T20 think tank urges action on trade barriers ahead of G20 summit



The Think 20 (T20) tank has called for action to address trade barriers limiting value addition ahead of the November G20 Leaders Summit, saying that countries on the supply and demand side of minerals markets and global value chains are often disconnected.

The think tank said this is reflected in geo-economic dynamics that relegate Global South, supply-side countries to positions of limited value addition and capture.

The T20 policy brief is expected to provide the G20 with concrete solutions to shape a sustainable and equitable future.

The G20 summit, which will be held in South Africa in November, comes at a time when critical mineral value chains face challenges, including supply chain concentration in few industrialised economies, infrastructure deficits, financial barriers such as volatile prices and lack of investment, and poor governance in resource-rich countries that hinder value addition. 

These issues trap developing countries in raw material export, perpetuating poverty and risking the creation of new forms of resource dependency, despite the urgent global demand for clean energy minerals. 

T20, which produces, discusses, consolidates and presents ideas on how to face current and emerging challenges that may be addressed by G20, said its recommendations prioritise supporting Global South efforts and global stability, benefitting both resource-rich and mineral demanding countries.

The think tank added that there is also a need to scale up and accelerate the transition which will significantly increase demand for critical minerals. 

“Illustratively, the European Commission (2024) projects that lithium demand will increase nearly ninefold by 2040, driven by expanding EV battery production, while graphite demand – key for battery anodes – is expected to nearly quadruple. Copper consumption is also poised to nearly double, due to its critical role in electrical conductivity,” read the brief. 

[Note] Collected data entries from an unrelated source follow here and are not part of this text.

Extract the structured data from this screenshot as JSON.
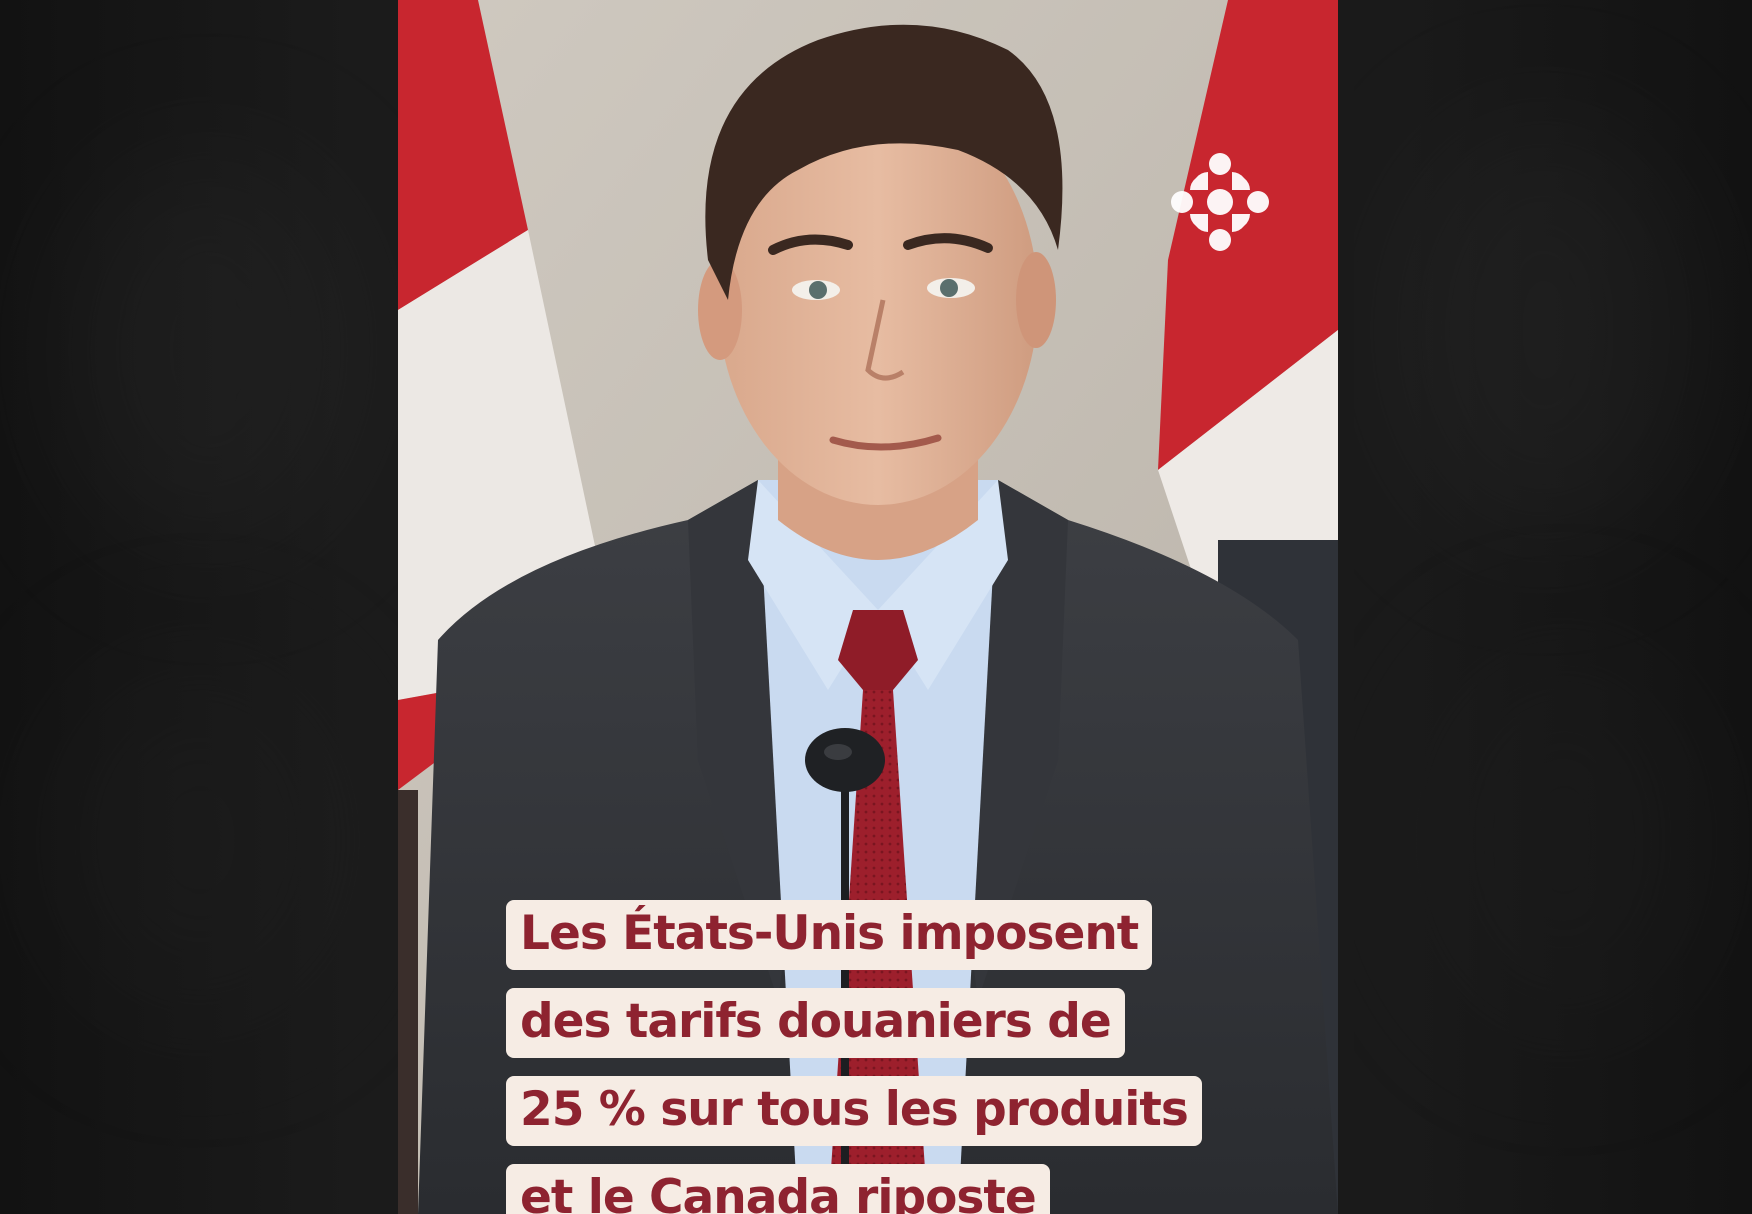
{
  "video": {
    "logo_icon": "radio-canada-gem-icon",
    "caption_lines": [
      "Les États-Unis imposent",
      "des tarifs douaniers de",
      "25 % sur tous les produits",
      "et le Canada riposte"
    ]
  },
  "colors": {
    "caption_text": "#8e2330",
    "caption_bg": "#f6ece4",
    "flag_red": "#c8262f"
  }
}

The engagement group said as demand rises for these and several other minerals, new economic opportunities emerge for resource-rich countries of the Global South, which could leverage these resources for sustainable development. 

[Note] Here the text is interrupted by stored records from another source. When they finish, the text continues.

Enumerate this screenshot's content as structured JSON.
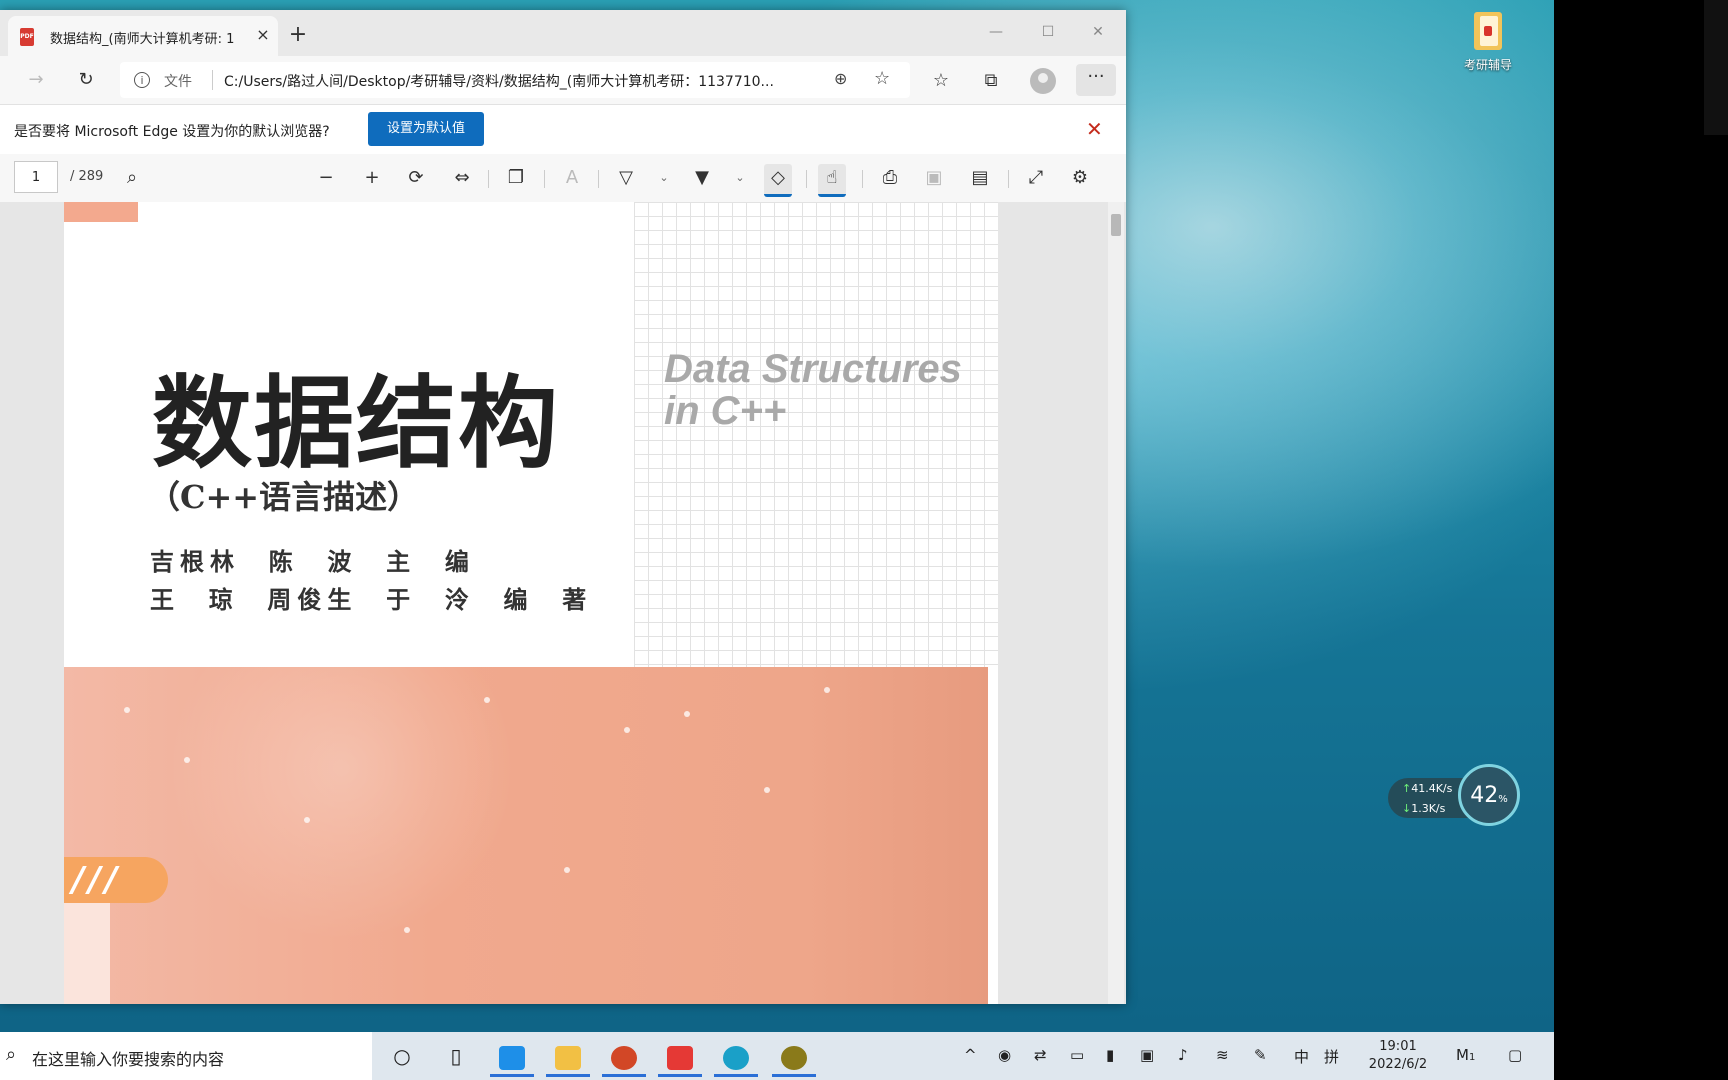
{
  "desktop": {
    "icon_label": "考研辅导",
    "net_monitor": {
      "up": "41.4K/s",
      "down": "1.3K/s",
      "percent": "42",
      "percent_unit": "%"
    }
  },
  "browser": {
    "tab_title": "数据结构_(南师大计算机考研: 1",
    "tab_close": "×",
    "new_tab": "+",
    "window_controls": {
      "minimize": "—",
      "maximize": "☐",
      "close": "✕"
    },
    "address": {
      "scheme_label": "文件",
      "url": "C:/Users/路过人间/Desktop/考研辅导/资料/数据结构_(南师大计算机考研：1137710..."
    },
    "infobar": {
      "message": "是否要将 Microsoft Edge 设置为你的默认浏览器?",
      "button": "设置为默认值"
    },
    "pdf_toolbar": {
      "page": "1",
      "total": "/ 289"
    }
  },
  "pdf_page": {
    "cn_title": "数据结构",
    "en_title_line1": "Data Structures",
    "en_title_line2": "in C++",
    "subtitle": "（C++语言描述）",
    "authors_line1": "吉根林  陈  波  主  编",
    "authors_line2": "王  琼  周俊生  于  泠  编  著",
    "badge": "///"
  },
  "taskbar": {
    "search_placeholder": "在这里输入你要搜索的内容",
    "tray": {
      "ime_lang": "中",
      "ime_mode": "拼",
      "notif": "1"
    },
    "time": "19:01",
    "date": "2022/6/2"
  },
  "colors": {
    "accent": "#0f6cbd",
    "pdf_band": "#f1a98e",
    "close_red": "#c42b1c"
  }
}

However, there is a risk of missing the current window of opportunity to develop production and technological capabilities that enable value addition at the domestic level.

The group stated that many supply-side countries have sought to move beyond extractivism by developing backward, forward or sidestream linkages. Despite some notable success, most of them still face major obstacles. 

These include limited technological capabilities, the absence of close large-scale electromobility markets, high concentration in the more advanced segments of the value chain, restrictive trade barriers in key export destinations and the predominance of foreign capital ownership.

“Downstream activities pose significant challenges, as the relative weight of the mineral resource within the final product is lower than in upstream and midstream segments and the production processes are far more technologically complex,” said the think tank, adding that most supply-side countries have limited capabilities to manufacture these kinds of products at competitive costs. 

“Crucially, the existence and control of large-scale electromobility markets that drive demand for these products from close consumption centres is a necessary condition for the emergence of a competitive battery cell industry,” stated the brief.

The policy brief also added that the development of backward, sidestream, and forward linkages is further constrained by market concentration, trade barriers, and the predominance of foreign capital ownership.

It said mining countries often face challenges which limits their ability to move up the value chain and are further hit against Global North protectionist re-shoring and friend–shoring strategies.

“Finally, most of the mineral resources located in the Global South are under foreign control. For instance, while the Democratic Republic of Congo (DRC) mining facilities account for 66% of the world’s cobalt extraction, European and Chinese companies each own a third of the supply. DRC–owned companies account for less than 5% of production. 

The group added that while the foreign ownership is not an insurmountable obstacle to the development of production capabilities, it poses an additional challenge as mining companies usually locate their research and development  activities abroad and tend to forge global contracts supplier networks rather than local ones. 

The group said the challenges can only be addressed through a cooperation list that first connects the inadequately considered shared concerns, risks, and opportunities facing supply-side countries.

 “And second, address these within the same framework as those of demand–side countries (South–North). Such a framework should therefore reflect South–South–North interests and opportunities for a more equal distribution of benefits and burdens, in line with just transitions at international and domestic scales.”